Zwischen Ende September und Mitte Oktober fallen auf den sonnigen Hängen des Tessins, Südtirols und der Lombardei reife Esskastanien wie kleine Nuggets von den Bäumen. Das ploppende Geräusch, wenn sie auf dem Boden aufschlagen, ist der Soundteppich der Wanderungen. Das Vergnügen ist fast überall frei zugänglich: Solange die Kastanienbäume nicht auf Privatgelände stehen, darf man so viele Früchte sammeln, wie man mag.
Wir versuchen unser Glück im Herbst 2020 am Nordzipfel des Comersees: Eine Woche lang gehen wir in den Wäldern und Hängen über Gera Lario, Sorico und Dascio auf die Suche.
«Schau mal, da vorne liegt schon eine», ruft Anouk. Und dann beginnt ihre Jagd. Denn da vorne liegt nicht nur eine, sondern zwei, drei, zehn, zwanzig. Anouks gelber Eimer füllt sich in Windeseile – und ihr Sammeleifer ist kaum zu bremsen. Sie rennt voraus, hüpft über Pfützen und merkt dabei gar nicht, dass sie schon wieder einen Kilometer weit gelaufen ist. Manchmal bleibt sie plötzlich stehen, bückt sich und hebt eine besonders grosse Kastanie auf. «Guck mal Mama, die ist aber wirklich sehr toll», sagt sie dann – so stolz, als habe sie die Kugel eigenhändig aus Knete geformt. Aber ich muss ihr recht geben: Manche der frischen, glänzenden Kastanien sehen wirklich aus wie Kunstwerk. «Daraus kochen wir uns ein Festmahl», rufe ich ihr zu.

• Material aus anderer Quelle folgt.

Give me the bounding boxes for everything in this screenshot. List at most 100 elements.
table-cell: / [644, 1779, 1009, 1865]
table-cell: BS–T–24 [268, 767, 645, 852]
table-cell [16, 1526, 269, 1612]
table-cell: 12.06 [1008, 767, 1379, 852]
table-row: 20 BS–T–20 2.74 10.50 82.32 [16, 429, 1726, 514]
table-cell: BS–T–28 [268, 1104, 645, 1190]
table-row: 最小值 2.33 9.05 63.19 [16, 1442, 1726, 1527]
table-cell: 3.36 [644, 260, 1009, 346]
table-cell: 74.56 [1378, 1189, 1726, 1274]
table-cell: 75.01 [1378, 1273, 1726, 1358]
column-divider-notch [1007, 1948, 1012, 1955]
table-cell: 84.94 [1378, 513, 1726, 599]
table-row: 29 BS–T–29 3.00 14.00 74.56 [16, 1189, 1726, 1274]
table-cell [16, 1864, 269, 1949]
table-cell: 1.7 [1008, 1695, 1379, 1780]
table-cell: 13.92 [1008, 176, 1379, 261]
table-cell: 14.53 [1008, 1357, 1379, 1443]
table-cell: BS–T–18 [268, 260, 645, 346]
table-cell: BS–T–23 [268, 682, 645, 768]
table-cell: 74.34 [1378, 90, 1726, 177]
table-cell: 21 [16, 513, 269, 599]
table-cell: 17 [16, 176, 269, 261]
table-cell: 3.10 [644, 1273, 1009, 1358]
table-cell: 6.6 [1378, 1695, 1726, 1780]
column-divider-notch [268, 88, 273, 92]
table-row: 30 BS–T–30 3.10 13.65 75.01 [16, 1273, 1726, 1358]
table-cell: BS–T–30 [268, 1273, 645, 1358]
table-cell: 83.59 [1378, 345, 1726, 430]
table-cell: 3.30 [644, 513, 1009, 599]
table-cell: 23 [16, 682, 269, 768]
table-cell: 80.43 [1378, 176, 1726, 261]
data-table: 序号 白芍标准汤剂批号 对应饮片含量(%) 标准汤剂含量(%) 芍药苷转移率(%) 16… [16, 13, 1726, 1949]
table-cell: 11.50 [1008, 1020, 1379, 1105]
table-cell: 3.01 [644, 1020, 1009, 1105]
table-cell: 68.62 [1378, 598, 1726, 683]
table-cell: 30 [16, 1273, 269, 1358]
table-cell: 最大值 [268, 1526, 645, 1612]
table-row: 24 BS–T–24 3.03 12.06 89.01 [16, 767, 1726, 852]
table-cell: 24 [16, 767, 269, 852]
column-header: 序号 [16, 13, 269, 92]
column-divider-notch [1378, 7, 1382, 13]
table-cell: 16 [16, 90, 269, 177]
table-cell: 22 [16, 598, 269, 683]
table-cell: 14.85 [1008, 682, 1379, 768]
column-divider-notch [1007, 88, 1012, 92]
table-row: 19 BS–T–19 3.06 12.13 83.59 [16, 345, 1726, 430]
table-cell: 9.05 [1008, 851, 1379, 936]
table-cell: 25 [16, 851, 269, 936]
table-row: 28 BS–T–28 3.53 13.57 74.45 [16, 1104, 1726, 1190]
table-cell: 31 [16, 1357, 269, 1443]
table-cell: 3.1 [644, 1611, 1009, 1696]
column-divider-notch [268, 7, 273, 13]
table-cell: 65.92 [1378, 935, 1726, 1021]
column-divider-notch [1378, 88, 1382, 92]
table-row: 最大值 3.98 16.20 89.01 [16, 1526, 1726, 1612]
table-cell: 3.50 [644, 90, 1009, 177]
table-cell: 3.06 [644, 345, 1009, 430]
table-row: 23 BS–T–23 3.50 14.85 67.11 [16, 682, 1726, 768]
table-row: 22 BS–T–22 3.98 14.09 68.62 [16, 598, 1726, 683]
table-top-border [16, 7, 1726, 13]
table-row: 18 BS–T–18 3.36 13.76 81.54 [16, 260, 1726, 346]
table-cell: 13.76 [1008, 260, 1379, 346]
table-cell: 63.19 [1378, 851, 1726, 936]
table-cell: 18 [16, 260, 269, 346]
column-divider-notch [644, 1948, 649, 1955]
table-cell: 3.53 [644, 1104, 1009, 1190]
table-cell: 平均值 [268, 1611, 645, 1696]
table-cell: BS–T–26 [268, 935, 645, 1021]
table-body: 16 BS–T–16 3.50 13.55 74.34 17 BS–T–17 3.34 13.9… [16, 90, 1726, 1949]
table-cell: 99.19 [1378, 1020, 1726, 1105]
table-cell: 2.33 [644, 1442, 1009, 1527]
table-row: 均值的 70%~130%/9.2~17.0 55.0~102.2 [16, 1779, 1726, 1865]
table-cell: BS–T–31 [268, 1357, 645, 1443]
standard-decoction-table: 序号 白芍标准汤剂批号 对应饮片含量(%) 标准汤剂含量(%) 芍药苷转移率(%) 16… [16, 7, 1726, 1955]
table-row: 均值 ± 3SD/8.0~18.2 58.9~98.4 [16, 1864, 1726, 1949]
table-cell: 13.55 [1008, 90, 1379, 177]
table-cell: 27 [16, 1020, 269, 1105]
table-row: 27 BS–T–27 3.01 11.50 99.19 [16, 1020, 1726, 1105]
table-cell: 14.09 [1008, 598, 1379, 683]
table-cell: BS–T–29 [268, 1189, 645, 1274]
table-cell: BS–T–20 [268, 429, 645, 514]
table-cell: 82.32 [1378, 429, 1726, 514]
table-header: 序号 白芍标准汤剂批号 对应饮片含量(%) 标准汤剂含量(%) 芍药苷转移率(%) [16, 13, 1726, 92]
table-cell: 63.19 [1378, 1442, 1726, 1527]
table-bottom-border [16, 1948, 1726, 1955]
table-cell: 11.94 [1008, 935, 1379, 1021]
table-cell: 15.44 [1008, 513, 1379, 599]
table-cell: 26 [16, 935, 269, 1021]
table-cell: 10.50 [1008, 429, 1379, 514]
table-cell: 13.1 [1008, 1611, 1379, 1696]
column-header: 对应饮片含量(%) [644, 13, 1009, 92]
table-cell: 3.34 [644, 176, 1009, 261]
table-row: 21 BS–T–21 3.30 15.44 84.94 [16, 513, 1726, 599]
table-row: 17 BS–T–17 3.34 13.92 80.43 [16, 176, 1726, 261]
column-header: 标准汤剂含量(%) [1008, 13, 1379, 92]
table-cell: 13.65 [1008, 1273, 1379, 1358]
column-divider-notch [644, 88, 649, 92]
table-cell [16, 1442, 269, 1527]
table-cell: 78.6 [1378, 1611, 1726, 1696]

Auch meinen Mann und mich packt auf unseren Wanderungen das Sammelfieber. Alle paar Meter bücken wir uns, wühlen mit den Fingern zwischen den stacheligen Hüllen umher und freuen uns wie Kinder, wenn wir ein besonders dickes Exemplar finden.
Kiloweise schleppen wir in dieser Woche die Esskastanien von unseren Wanderungen nach Hause. Wenn es abends kalt wird, rösten wir sie im Ofen und vernaschen sie dann gemeinsam.
Am besten schmecken Kastanien, wenn sie frisch und heiss auf den Tisch kommen. Dann bröckelt mit einem Knistern die Schale ab, und darunter kommt goldgelb und butterweich die geröstete Marone zum Vorschein. Zuerst schmeckt sie süsslich, doch schiebt man sie von einer Backe in die andere, breitet sich ein wunderbares Aroma aus. Viel zu schnell zerschmilzt der heisse Kern im Mund. Zurückbleiben wohlige Wärme und die Erinnerung an Kindheit und Kartoffelfeuer.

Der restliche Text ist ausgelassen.